Uitspraak
GERECHTSHOF DEN HAAG
Arrest van 11 november 2014
[appellante],
DE GEMEENTE PAPENDRECHT,
Het geding
Verdere beoordeling
Beslissing
in zoverre opnieuw rechtdoende,
Gerechtshof Den Haag
In deze zaak heeft het Gerechtshof Den Haag op 11 november 2014 uitspraak gedaan in hoger beroep over de wijziging van schenkingsvoorwaarden van een kunstcollectie die door [de kunstverzamelaar] aan de gemeente Papendrecht was geschonken. De principaal appellante, [appellante], had in een eerder tussenarrest op 20 mei 2014 de mogelijkheid gekregen om bewijs te leveren door het horen van getuigen, maar heeft uiteindelijk afgezien van deze mogelijkheid. Het hof heeft vervolgens de zaak verder beoordeeld op basis van de ingediende stukken.
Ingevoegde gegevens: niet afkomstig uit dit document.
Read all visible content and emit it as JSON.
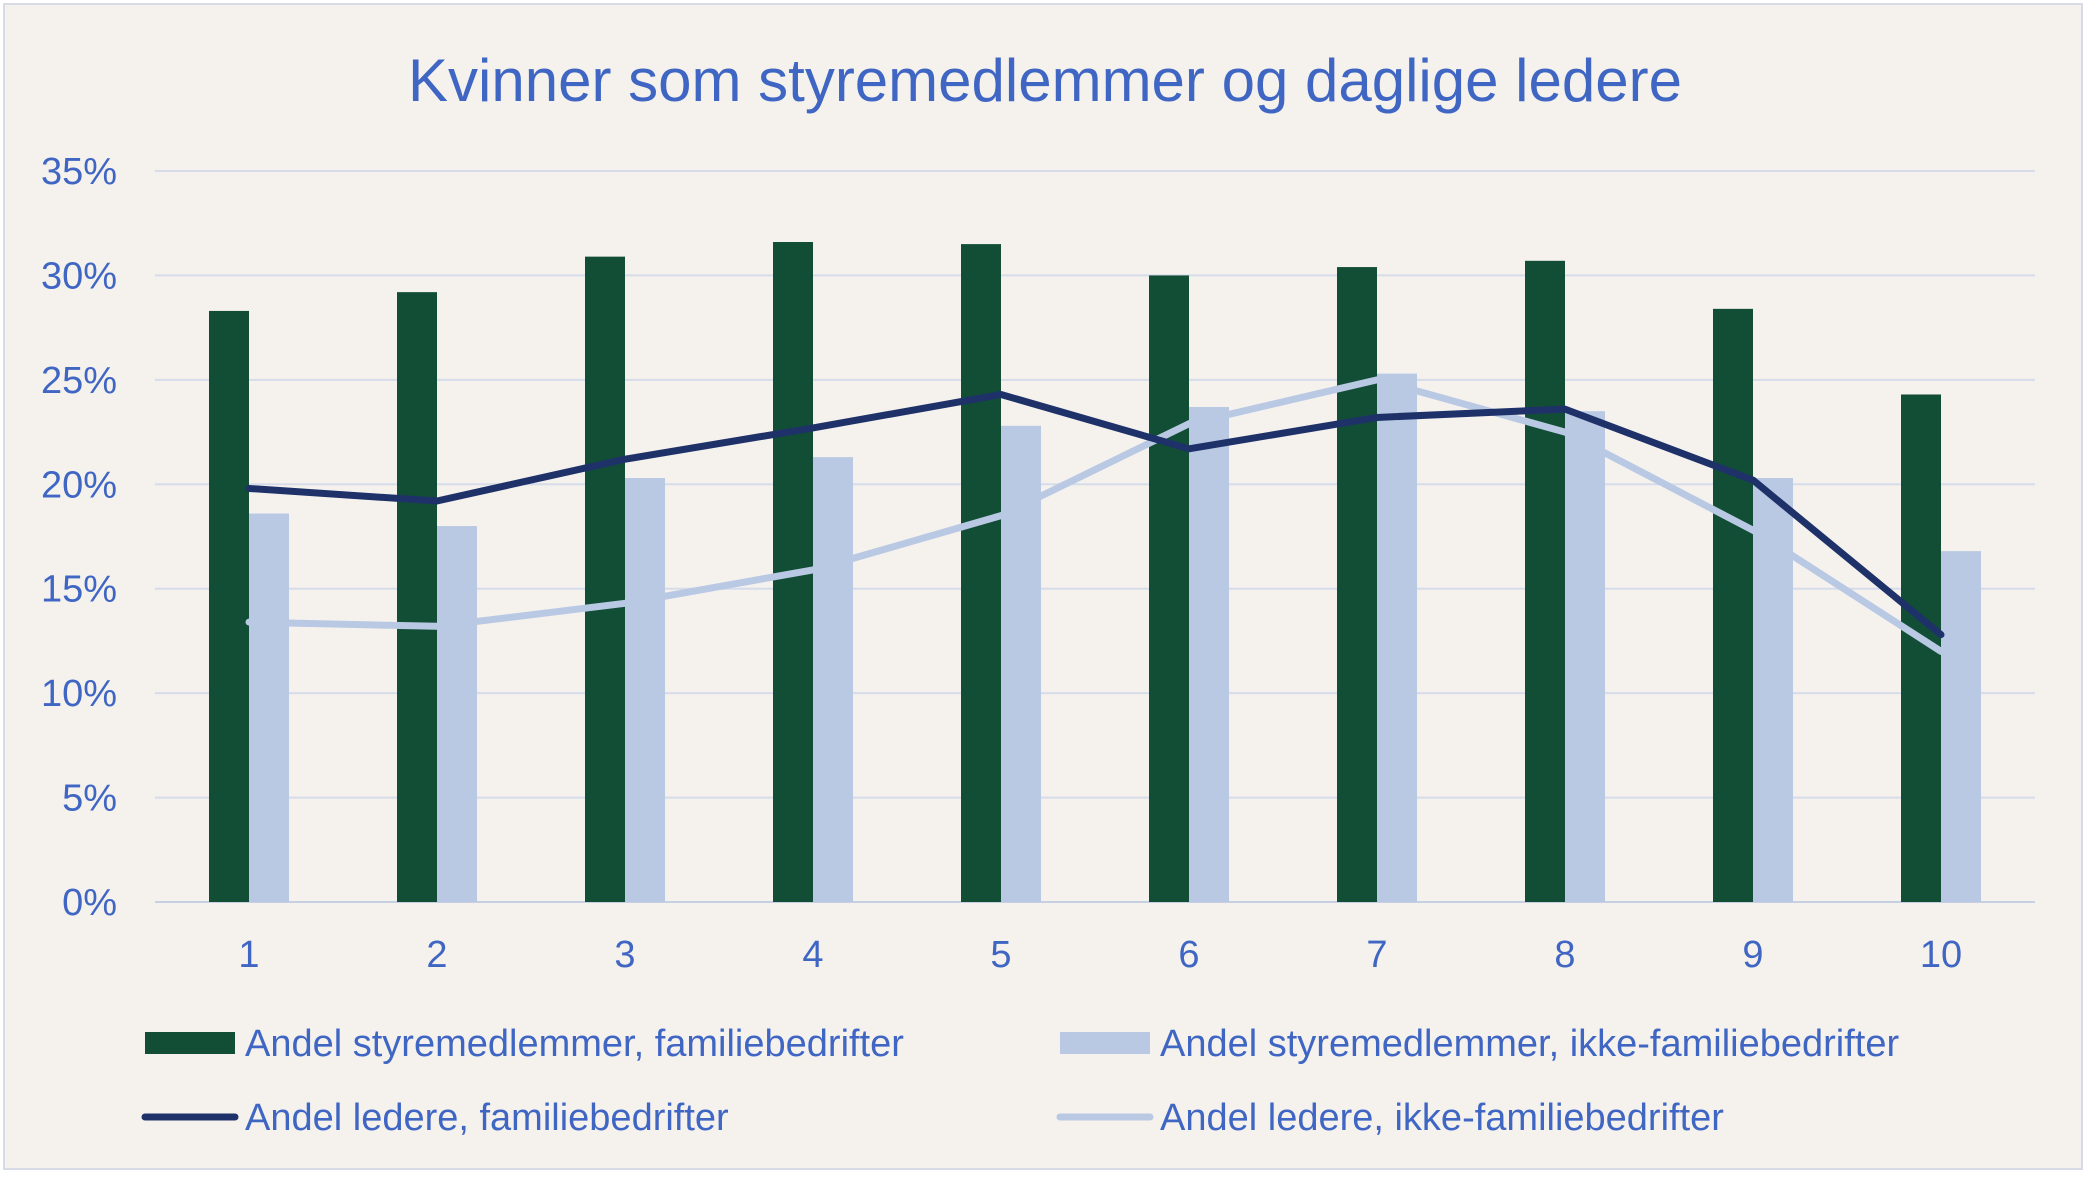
{
  "chart_data": {
    "type": "bar",
    "title": "Kvinner som styremedlemmer og daglige ledere",
    "categories": [
      "1",
      "2",
      "3",
      "4",
      "5",
      "6",
      "7",
      "8",
      "9",
      "10"
    ],
    "ylim": [
      0,
      35
    ],
    "y_ticks": [
      "0%",
      "5%",
      "10%",
      "15%",
      "20%",
      "25%",
      "30%",
      "35%"
    ],
    "y_unit": "%",
    "grid": true,
    "legend_position": "bottom",
    "series": [
      {
        "name": "Andel styremedlemmer, familiebedrifter",
        "kind": "bar",
        "color": "#124d36",
        "values": [
          28.3,
          29.2,
          30.9,
          31.6,
          31.5,
          30.0,
          30.4,
          30.7,
          28.4,
          24.3
        ]
      },
      {
        "name": "Andel styremedlemmer, ikke-familiebedrifter",
        "kind": "bar",
        "color": "#b9c9e3",
        "values": [
          18.6,
          18.0,
          20.3,
          21.3,
          22.8,
          23.7,
          25.3,
          23.5,
          20.3,
          16.8
        ]
      },
      {
        "name": "Andel ledere, familiebedrifter",
        "kind": "line",
        "color": "#1e3269",
        "values": [
          19.8,
          19.2,
          21.2,
          22.7,
          24.3,
          21.7,
          23.2,
          23.6,
          20.2,
          12.8
        ]
      },
      {
        "name": "Andel ledere, ikke-familiebedrifter",
        "kind": "line",
        "color": "#b9c9e3",
        "values": [
          13.4,
          13.2,
          14.3,
          15.9,
          18.5,
          22.9,
          25.0,
          22.5,
          17.8,
          12.0
        ]
      }
    ]
  }
}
Het hof oordeelde dat [appellante] niet heeft aangetoond dat de gemeente tekortgeschoten is in de nakoming van de schenkingsovereenkomsten. De tekortkomingen, indien aanwezig, waren van zodanige aard dat deze de ontbinding van de overeenkomsten niet rechtvaardigden. Het hof wees het verzoek van [appellante] om de rechtbank te verzoeken om niet of onvoldoende behandelde stellingen opnieuw te beoordelen af, omdat de devolutieve werking van het hoger beroep niet bedoeld is voor een dergelijke zoektocht naar onbesproken stellingen.
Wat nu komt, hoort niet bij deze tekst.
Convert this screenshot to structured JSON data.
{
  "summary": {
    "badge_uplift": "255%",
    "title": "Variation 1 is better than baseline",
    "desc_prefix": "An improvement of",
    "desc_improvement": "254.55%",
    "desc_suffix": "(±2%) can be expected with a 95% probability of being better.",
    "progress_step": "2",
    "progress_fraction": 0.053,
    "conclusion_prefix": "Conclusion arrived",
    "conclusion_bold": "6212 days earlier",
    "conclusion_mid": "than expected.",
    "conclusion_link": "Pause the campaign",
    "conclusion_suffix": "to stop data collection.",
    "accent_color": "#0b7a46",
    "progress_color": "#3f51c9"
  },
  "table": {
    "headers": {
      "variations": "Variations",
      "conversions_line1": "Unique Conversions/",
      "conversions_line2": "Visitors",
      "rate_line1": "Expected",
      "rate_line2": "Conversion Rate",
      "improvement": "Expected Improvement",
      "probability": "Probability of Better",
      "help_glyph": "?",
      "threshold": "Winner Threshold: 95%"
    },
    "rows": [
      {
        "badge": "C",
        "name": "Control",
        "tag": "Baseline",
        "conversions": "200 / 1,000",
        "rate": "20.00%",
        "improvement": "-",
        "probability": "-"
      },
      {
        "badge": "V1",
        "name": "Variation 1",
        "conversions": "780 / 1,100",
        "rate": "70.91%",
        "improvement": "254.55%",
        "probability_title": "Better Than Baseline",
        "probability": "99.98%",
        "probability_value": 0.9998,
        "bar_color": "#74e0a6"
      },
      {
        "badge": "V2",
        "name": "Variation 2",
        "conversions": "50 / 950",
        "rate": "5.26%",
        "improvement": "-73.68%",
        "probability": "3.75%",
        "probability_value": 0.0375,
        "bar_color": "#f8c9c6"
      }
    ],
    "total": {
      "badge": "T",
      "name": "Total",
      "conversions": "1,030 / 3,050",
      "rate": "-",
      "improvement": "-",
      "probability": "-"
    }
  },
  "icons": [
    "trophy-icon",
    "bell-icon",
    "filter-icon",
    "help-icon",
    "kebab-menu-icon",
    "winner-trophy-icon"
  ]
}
Daarnaast heeft het hof de argumenten van [appellante] over de wijziging van de schenkingsvoorwaarden beoordeeld. Het hof concludeerde dat de gemeente, gezien de gewijzigde omstandigheden en de beschikbaarheid van een nieuw depot in Dordrecht, niet onredelijk handelde door de collectie daarheen over te brengen. Het hof heeft de schenkingsvoorwaarden gewijzigd, zodat de collectie in Dordrecht kan worden opgeslagen, maar blijft onder de verplichting van de gemeente om de collectie zichtbaar en levend te houden voor de Papendrechtse gemeenschap. De beslissing van de rechtbank werd gedeeltelijk vernietigd en de schenkingsaktes werden aangepast. [appellante] werd in de proceskosten veroordeeld, aangezien zij in overwegende mate in het ongelijk was gesteld.